I made a few simple tweaks to btrfs-snap to help alleviate this problem. I added a check to make sure only one instance of the btrfs-snap script can be actively removing snapshots at a time. I also added a delay between snapshot removals.
This version of the script has been running on my laptop for the last few days, keeping a dozen snapshots at five-minute intervals without any problems. With the original script, btrfs-snap processes would start getting gummed up within the first few hours.
I’ve been running this script for a little over two weeks now and I ran into my first runaway snapshot situation last night. Snapshot removal was hanging, and by the time I noticed it I had over 500 extra snapshots of each volume for a total of something over 1650 total snapshots on the file system.
After a reboot, snapshots could be removed again. Early on, the removals took over 30 seconds each, and disk I/O slowed to an absolute crawl. I don’t really want to be stuck with this many snapshots again…
I added a check to the btrfs-snap to make it skip snapshot creation if too many snapshots with the same prefix already exist.

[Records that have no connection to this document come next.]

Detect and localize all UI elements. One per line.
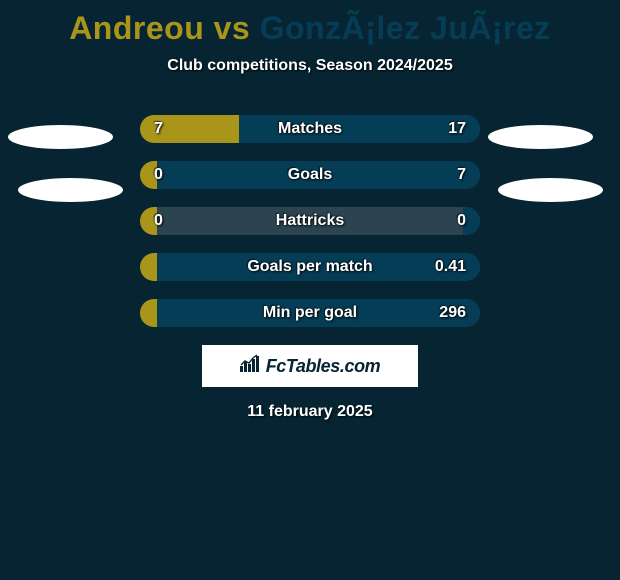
title-right: GonzÃ¡lez JuÃ¡rez — [260, 10, 551, 46]
stat-row: 296 Min per goal — [140, 299, 480, 327]
stat-label: Goals — [288, 166, 332, 184]
stat-value-right: 0.41 — [435, 258, 466, 276]
stat-value-right: 296 — [439, 304, 466, 322]
stat-value-left: 7 — [154, 120, 163, 138]
bar-chart-icon — [240, 354, 262, 379]
photo-pill — [488, 125, 593, 149]
stat-row: 0 7 Goals — [140, 161, 480, 189]
page-title: Andreou vs GonzÃ¡lez JuÃ¡rez — [0, 0, 620, 47]
stat-value-left: 0 — [154, 212, 163, 230]
logo-box: FcTables.com — [202, 345, 418, 387]
subtitle: Club competitions, Season 2024/2025 — [0, 57, 620, 75]
stat-value-right: 17 — [448, 120, 466, 138]
date-label: 11 february 2025 — [0, 403, 620, 421]
bar-left-fill — [140, 253, 157, 281]
stat-row: 7 17 Matches — [140, 115, 480, 143]
photo-pill — [8, 125, 113, 149]
bar-left-fill — [140, 299, 157, 327]
photo-pill — [18, 178, 123, 202]
logo-text: FcTables.com — [266, 356, 381, 377]
stat-label: Hattricks — [276, 212, 344, 230]
title-left: Andreou — [69, 10, 204, 46]
stat-label: Goals per match — [247, 258, 372, 276]
title-vs: vs — [214, 10, 260, 46]
stat-row: 0.41 Goals per match — [140, 253, 480, 281]
stat-value-right: 0 — [457, 212, 466, 230]
stat-value-left: 0 — [154, 166, 163, 184]
bar-right-fill — [239, 115, 480, 143]
stat-label: Min per goal — [263, 304, 357, 322]
infographic-root: Andreou vs GonzÃ¡lez JuÃ¡rez Club compet… — [0, 0, 620, 580]
photo-pill — [498, 178, 603, 202]
stat-value-right: 7 — [457, 166, 466, 184]
stat-label: Matches — [278, 120, 342, 138]
stat-row: 0 0 Hattricks — [140, 207, 480, 235]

I seem to be getting gummed up more often lately, probably every few days. The file system isn’t getting clogged up with huge amounts of extra snapshots anymore, but by the time I notice things went wrong, my process table usually has a few thousand
btrfs-snap processes sitting around.
They’re getting hung up trying to count snapshots. It seems that it isn’t possible to get an
ls of the
.snapshot directory while
btrfs is in the middle of failing to remove a snapshot. I moved the check for the sentinel file up a bit so that it creates the lock before counting snapshots. I also added a little countdown loop so that it will give up if it can’t get the lock after a few tries.